Bechdel’s answers were of great interest, at least in part because of how damn smart she comes across, and how well-read she seems. She talks about books I can remember reading, once, 15 years ago, but can’t remember anything much about them, as if she’s intimately familiar with them, as if they are books she’s read over and over.
Here’s a long-shot of part of her library:Check out that conastoga wagon thing with the electric cord and plug coming from it. What the hell is that? A crazy lamp? A plug-in Wagon Train playset? Price doesn’t ask her.
Here’s Bechdel’s top ten, which she drew the images of (the other writers’ top tens are photographed):The only comic book in there is a Tintin volume, although Edward Gorey tends to haunt an area just across the border of comics.
Of the other writers featured—Junot Diaz, Philip Pullman, Lev Grossman & Sophie Gee, et cetera—the only other one to have written comics is Jonathan Lethem, who of course wrote Omega: The Unkown for Marvel Comics in 2007-2008 (against the express wishes of Omega: The Unknown co-creator Steve Gerber), and is enough of a comics fan that you’ll see him providing the occasional blurb or introduction to a graphic novel or collection.
He doesn’t have any comics in his top ten, but scanning the photos of his shelves, I see he owns collections of Nancy and Barnaby, Joe Matt’s The Poor Bastard, Will Eisner’s A Contract With God, some James Sturm, Julia Wertz, Peter Kuper, Paul Hornschmeier and...a shrink-wrapped copy of his own Omega: The Unkown…? Are writers allowed to have copies of their own work on their shelves like that, or is it considered gauche?
Another shelf contains a half-dozen volumes of DC’s Plastic Man archives and a couple of The Spirit (which tells us Lethem is both wealthy and a man of good taste), along with a ton of Kirby and a bunch of Fantagraphics’ Complete Peanuts volumes.
A few other comics made it into a few other writers’ top ten lists.
Philp Pullman has another Tintin book, The Castafiore Emerald, on his.
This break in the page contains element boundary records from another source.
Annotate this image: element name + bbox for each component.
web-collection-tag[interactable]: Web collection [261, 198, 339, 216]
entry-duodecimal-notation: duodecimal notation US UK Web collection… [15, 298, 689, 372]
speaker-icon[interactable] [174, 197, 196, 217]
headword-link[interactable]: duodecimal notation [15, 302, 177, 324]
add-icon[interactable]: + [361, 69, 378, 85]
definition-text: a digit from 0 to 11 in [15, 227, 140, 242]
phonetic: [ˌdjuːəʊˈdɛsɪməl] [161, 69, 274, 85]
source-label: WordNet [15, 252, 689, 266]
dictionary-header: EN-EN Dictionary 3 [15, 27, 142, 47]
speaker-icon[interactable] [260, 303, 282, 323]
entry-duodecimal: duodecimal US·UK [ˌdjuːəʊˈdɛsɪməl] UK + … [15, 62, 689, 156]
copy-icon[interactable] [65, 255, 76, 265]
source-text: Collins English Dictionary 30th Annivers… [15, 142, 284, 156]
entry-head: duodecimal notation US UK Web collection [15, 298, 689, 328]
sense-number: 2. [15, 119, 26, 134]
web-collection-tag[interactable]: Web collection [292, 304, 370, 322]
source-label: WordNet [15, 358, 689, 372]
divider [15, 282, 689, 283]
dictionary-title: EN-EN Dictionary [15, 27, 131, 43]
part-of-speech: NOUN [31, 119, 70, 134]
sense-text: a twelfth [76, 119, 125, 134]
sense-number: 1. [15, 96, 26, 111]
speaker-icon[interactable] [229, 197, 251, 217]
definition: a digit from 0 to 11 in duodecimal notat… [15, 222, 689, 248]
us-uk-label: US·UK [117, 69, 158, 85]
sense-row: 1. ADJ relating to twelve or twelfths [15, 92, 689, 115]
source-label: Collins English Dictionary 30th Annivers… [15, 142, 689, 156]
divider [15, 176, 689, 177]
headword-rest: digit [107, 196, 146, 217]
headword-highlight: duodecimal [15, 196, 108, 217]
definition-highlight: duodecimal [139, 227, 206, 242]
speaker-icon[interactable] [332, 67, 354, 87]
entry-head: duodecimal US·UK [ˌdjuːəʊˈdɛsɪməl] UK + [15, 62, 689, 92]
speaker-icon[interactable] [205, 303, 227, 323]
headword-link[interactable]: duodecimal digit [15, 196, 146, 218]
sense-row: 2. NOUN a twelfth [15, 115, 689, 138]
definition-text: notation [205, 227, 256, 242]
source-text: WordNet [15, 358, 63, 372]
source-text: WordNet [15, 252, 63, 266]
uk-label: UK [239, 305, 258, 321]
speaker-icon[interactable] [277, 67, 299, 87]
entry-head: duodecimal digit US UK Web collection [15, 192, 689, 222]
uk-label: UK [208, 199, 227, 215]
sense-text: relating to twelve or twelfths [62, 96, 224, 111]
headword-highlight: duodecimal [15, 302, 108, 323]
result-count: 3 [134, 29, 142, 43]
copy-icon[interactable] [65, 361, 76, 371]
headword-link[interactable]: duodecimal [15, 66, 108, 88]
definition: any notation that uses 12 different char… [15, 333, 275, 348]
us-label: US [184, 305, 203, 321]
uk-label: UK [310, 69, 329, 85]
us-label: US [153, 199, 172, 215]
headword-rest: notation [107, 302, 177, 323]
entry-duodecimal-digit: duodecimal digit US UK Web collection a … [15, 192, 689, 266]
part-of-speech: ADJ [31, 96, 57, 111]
Junot Diaz has Love and Rockets #12: Poison River on his and Lev Grossman has Watchmen on his.
These were some of the comics titles that I noticed while scanning the books on the contributors’ shelves: Bride of the Water God, Wilson, Kirby Five-Oh!, Akira, The Complete Far Side, The World of Charles Addams, Peanuts: A Golden Celebration, The Complete Cartoons of The New Yorker, Death Note, more Tintin, Y: The Last Man, Dark Horse’s Achewood collections and Alan Moore’s Swamp Thing.
I think everyone had some Vladimir Nabokov and C.S. Lewis on their shelves.
That definitely sounds like something I want to read.